The north-western Alboran Sea is a highly dynamic region in which the hydrological processes are mainly controlled by the entrance of the Atlantic Jet (AJ) through the Strait of Gibraltar. The biological patterns of the area are also related to this variability in which atmospheric pressure distributions and wind intensity and direction play major roles. In this work, we studied how changes in atmospheric forcing (from high atmospheric pressure over the Mediterranean to low atmospheric pressure) induced alterations in the physical and biogeochemical environment by re-activating coastal upwelling on the Spanish shore. The nursery area of European anchovy (Engraulis encrasicolus) in the NW Alboran Sea, confirmed to be the very coastal band around Malaga Bay, did not show any drastic change in its biogeochemical characteristics, indicating that this coastal region is somewhat isolated from the rest of the basin.

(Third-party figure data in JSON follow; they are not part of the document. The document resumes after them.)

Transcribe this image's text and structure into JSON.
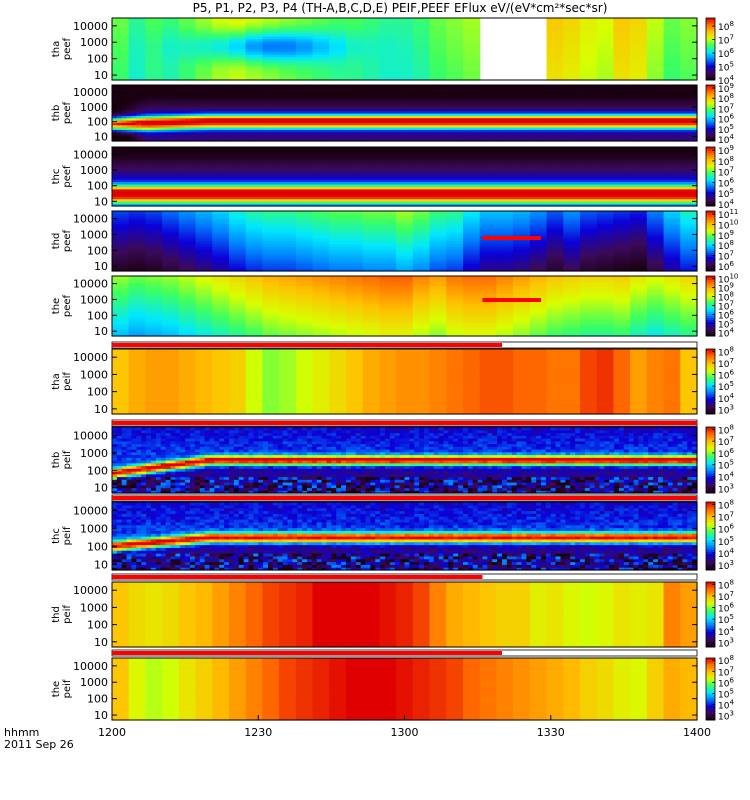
{
  "title": "P5, P1, P2, P3, P4 (TH-A,B,C,D,E) PEIF,PEEF EFlux eV/(eV*cm²*sec*sr)",
  "colorscale": [
    "#1a0010",
    "#3b0a5a",
    "#0b00d8",
    "#0080ff",
    "#00e8ff",
    "#3cff60",
    "#d8ff00",
    "#ffc000",
    "#ff6a00",
    "#e00000"
  ],
  "bar_colors": {
    "red": "#ff0000",
    "yellow": "#ffff00",
    "white": "#ffffff"
  },
  "chart_data": {
    "type": "heatmap",
    "x_label_row1": "hhmm",
    "x_label_row2": "2011 Sep 26",
    "x_ticks": [
      "1200",
      "1230",
      "1300",
      "1330",
      "1400"
    ],
    "x_range_min": [
      0,
      120
    ],
    "y_log": true,
    "panels": [
      {
        "id": "tha-peef",
        "label1": "tha",
        "label2": "peef",
        "y_ticks": [
          "10000",
          "1000",
          "100",
          "10"
        ],
        "y_range": [
          5,
          30000
        ],
        "cb_ticks": [
          [
            "10",
            8
          ],
          [
            "10",
            7
          ],
          [
            "10",
            6
          ],
          [
            "10",
            5
          ],
          [
            "10",
            4
          ]
        ],
        "cb_range": [
          4,
          8.6
        ],
        "gap": [
          75,
          90
        ],
        "base": [
          6.6,
          6.3,
          6.5,
          6.4,
          6.6,
          6.8,
          7,
          7.1,
          7.0,
          6.9,
          6.8,
          6.7,
          6.6,
          6.5,
          6.5,
          6.4,
          6.3,
          6.3,
          6.4,
          6.6,
          6.7,
          6.8,
          6.8,
          6.7,
          6.9,
          7.2,
          7.4,
          7.3,
          7.1,
          7.0,
          7.4,
          7.3,
          6.9,
          6.6,
          6.7
        ],
        "blob": {
          "x": 32,
          "y": 0.55,
          "w": 14,
          "h": 0.25,
          "amp": -1.4
        },
        "gamma": 0.2
      },
      {
        "id": "thb-peef",
        "label1": "thb",
        "label2": "peef",
        "y_ticks": [
          "10000",
          "1000",
          "100",
          "10"
        ],
        "y_range": [
          5,
          30000
        ],
        "cb_ticks": [
          [
            "10",
            9
          ],
          [
            "10",
            8
          ],
          [
            "10",
            7
          ],
          [
            "10",
            6
          ],
          [
            "10",
            5
          ],
          [
            "10",
            4
          ]
        ],
        "cb_range": [
          3.8,
          9.3
        ],
        "peak": {
          "center": [
            0.3,
            0.35
          ],
          "width": 0.12,
          "amp": 5.2,
          "floor": 4.0,
          "slope": -1.3
        },
        "gamma": 1
      },
      {
        "id": "thc-peef",
        "label1": "thc",
        "label2": "peef",
        "y_ticks": [
          "10000",
          "1000",
          "100",
          "10"
        ],
        "y_range": [
          5,
          30000
        ],
        "cb_ticks": [
          [
            "10",
            9
          ],
          [
            "10",
            8
          ],
          [
            "10",
            7
          ],
          [
            "10",
            6
          ],
          [
            "10",
            5
          ],
          [
            "10",
            4
          ]
        ],
        "cb_range": [
          3.8,
          9.3
        ],
        "peak": {
          "center": [
            0.2,
            0.2
          ],
          "width": 0.14,
          "amp": 5.0,
          "floor": 4.2,
          "slope": -1.4
        },
        "gamma": 1
      },
      {
        "id": "thd-peef",
        "label1": "thd",
        "label2": "peef",
        "y_ticks": [
          "10000",
          "1000",
          "100",
          "10"
        ],
        "y_range": [
          5,
          30000
        ],
        "cb_ticks": [
          [
            "10",
            11
          ],
          [
            "10",
            10
          ],
          [
            "10",
            9
          ],
          [
            "10",
            8
          ],
          [
            "10",
            7
          ],
          [
            "10",
            6
          ]
        ],
        "cb_range": [
          5.5,
          11.3
        ],
        "base": [
          6.4,
          6.3,
          6.4,
          6.6,
          6.8,
          7.0,
          7.2,
          7.5,
          7.7,
          7.8,
          7.8,
          7.9,
          8.0,
          8.1,
          8.1,
          8.2,
          8.2,
          8.4,
          8.2,
          7.9,
          7.8,
          7.4,
          7.1,
          7.1,
          7.0,
          6.8,
          6.5,
          6.8,
          6.5,
          6.4,
          6.3,
          6.2,
          6.7,
          7.2,
          7.6
        ],
        "dark_bottom": true,
        "redline": [
          76,
          88,
          0.55
        ],
        "gamma": 0.6
      },
      {
        "id": "the-peef",
        "label1": "the",
        "label2": "peef",
        "y_ticks": [
          "10000",
          "1000",
          "100",
          "10"
        ],
        "y_range": [
          5,
          30000
        ],
        "cb_ticks": [
          [
            "10",
            10
          ],
          [
            "10",
            9
          ],
          [
            "10",
            8
          ],
          [
            "10",
            7
          ],
          [
            "10",
            6
          ],
          [
            "10",
            5
          ],
          [
            "10",
            4
          ]
        ],
        "cb_range": [
          3.6,
          10.3
        ],
        "base": [
          7.0,
          6.8,
          6.9,
          7.0,
          7.2,
          7.4,
          7.6,
          7.8,
          8.0,
          8.2,
          8.3,
          8.4,
          8.5,
          8.6,
          8.7,
          8.8,
          8.9,
          8.9,
          8.6,
          8.4,
          8.7,
          8.8,
          8.8,
          8.6,
          8.4,
          8.2,
          8.0,
          7.9,
          7.8,
          7.8,
          7.9,
          7.6,
          7.4,
          7.6,
          7.8
        ],
        "dark_bottom": true,
        "redline": [
          76,
          88,
          0.6
        ],
        "gamma": 0.6
      },
      {
        "id": "tha-peif",
        "label1": "tha",
        "label2": "peif",
        "y_ticks": [
          "10000",
          "1000",
          "100",
          "10"
        ],
        "y_range": [
          5,
          30000
        ],
        "cb_ticks": [
          [
            "10",
            8
          ],
          [
            "10",
            7
          ],
          [
            "10",
            6
          ],
          [
            "10",
            5
          ],
          [
            "10",
            4
          ],
          [
            "10",
            3
          ]
        ],
        "cb_range": [
          2.6,
          8.2
        ],
        "strip": [
          0,
          80
        ],
        "base": [
          6.9,
          7.1,
          7.2,
          7.2,
          7.1,
          7.0,
          6.9,
          6.8,
          6.3,
          6.0,
          6.1,
          6.3,
          6.5,
          6.7,
          6.9,
          7.1,
          7.2,
          7.3,
          7.3,
          7.4,
          7.5,
          7.6,
          7.7,
          7.7,
          7.6,
          7.6,
          7.5,
          7.5,
          7.8,
          7.9,
          7.6,
          7.2,
          7.4,
          7.5,
          6.9
        ],
        "gamma": 0
      },
      {
        "id": "thb-peif",
        "label1": "thb",
        "label2": "peif",
        "y_ticks": [
          "10000",
          "1000",
          "100",
          "10"
        ],
        "y_range": [
          5,
          30000
        ],
        "cb_ticks": [
          [
            "10",
            8
          ],
          [
            "10",
            7
          ],
          [
            "10",
            6
          ],
          [
            "10",
            5
          ],
          [
            "10",
            4
          ],
          [
            "10",
            3
          ]
        ],
        "cb_range": [
          2.6,
          8.2
        ],
        "strip": [
          0,
          120
        ],
        "peak": {
          "center": [
            0.3,
            0.5
          ],
          "width": 0.07,
          "amp": 4.6,
          "floor": 3.6,
          "slope": 0.4
        },
        "noisy": true,
        "gamma": 1
      },
      {
        "id": "thc-peif",
        "label1": "thc",
        "label2": "peif",
        "y_ticks": [
          "10000",
          "1000",
          "100",
          "10"
        ],
        "y_range": [
          5,
          30000
        ],
        "cb_ticks": [
          [
            "10",
            8
          ],
          [
            "10",
            7
          ],
          [
            "10",
            6
          ],
          [
            "10",
            5
          ],
          [
            "10",
            4
          ],
          [
            "10",
            3
          ]
        ],
        "cb_range": [
          2.6,
          8.2
        ],
        "strip": [
          0,
          120
        ],
        "peak": {
          "center": [
            0.35,
            0.48
          ],
          "width": 0.07,
          "amp": 4.6,
          "floor": 3.6,
          "slope": 0.4
        },
        "noisy": true,
        "gamma": 1
      },
      {
        "id": "thd-peif",
        "label1": "thd",
        "label2": "peif",
        "y_ticks": [
          "10000",
          "1000",
          "100",
          "10"
        ],
        "y_range": [
          5,
          30000
        ],
        "cb_ticks": [
          [
            "10",
            8
          ],
          [
            "10",
            7
          ],
          [
            "10",
            6
          ],
          [
            "10",
            5
          ],
          [
            "10",
            4
          ],
          [
            "10",
            3
          ]
        ],
        "cb_range": [
          2.6,
          8.2
        ],
        "strip": [
          0,
          76
        ],
        "base": [
          6.9,
          6.7,
          6.6,
          6.7,
          6.9,
          7.0,
          7.2,
          7.4,
          7.6,
          7.8,
          7.9,
          8.0,
          8.2,
          8.3,
          8.3,
          8.2,
          8.1,
          8.0,
          7.8,
          7.4,
          7.1,
          7.0,
          6.9,
          6.8,
          6.8,
          6.5,
          6.6,
          6.4,
          6.3,
          6.4,
          6.6,
          6.5,
          6.6,
          7.4,
          7.2
        ],
        "gamma": 0
      },
      {
        "id": "the-peif",
        "label1": "the",
        "label2": "peif",
        "y_ticks": [
          "10000",
          "1000",
          "100",
          "10"
        ],
        "y_range": [
          5,
          30000
        ],
        "cb_ticks": [
          [
            "10",
            8
          ],
          [
            "10",
            7
          ],
          [
            "10",
            6
          ],
          [
            "10",
            5
          ],
          [
            "10",
            4
          ],
          [
            "10",
            3
          ]
        ],
        "cb_range": [
          2.6,
          8.2
        ],
        "strip": [
          0,
          80
        ],
        "base": [
          6.9,
          6.4,
          6.2,
          6.3,
          6.6,
          6.8,
          7.0,
          7.2,
          7.4,
          7.6,
          7.8,
          7.9,
          8.0,
          8.1,
          8.2,
          8.2,
          8.2,
          8.1,
          8.0,
          7.9,
          7.8,
          7.6,
          7.5,
          7.4,
          7.3,
          7.2,
          7.1,
          7.0,
          6.8,
          6.7,
          6.5,
          6.4,
          6.8,
          7.1,
          7.0
        ],
        "gamma": 0
      }
    ]
  }
}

Our data also suggests that anchovy distribution is tightly coupled to the presence of microzooplankton rather than mesozooplankton. Finally, we use detailed physical and biological information to evaluate a hydrological-biogeochemical coupled model with a specific hydrological configuration to represent the Alboran basin. This model is able to reproduce the general circulation patterns in the region forced by the AJ movements only including two variable external forcings; atmospheric pressure over the western Mediterranean and realistic wind fields.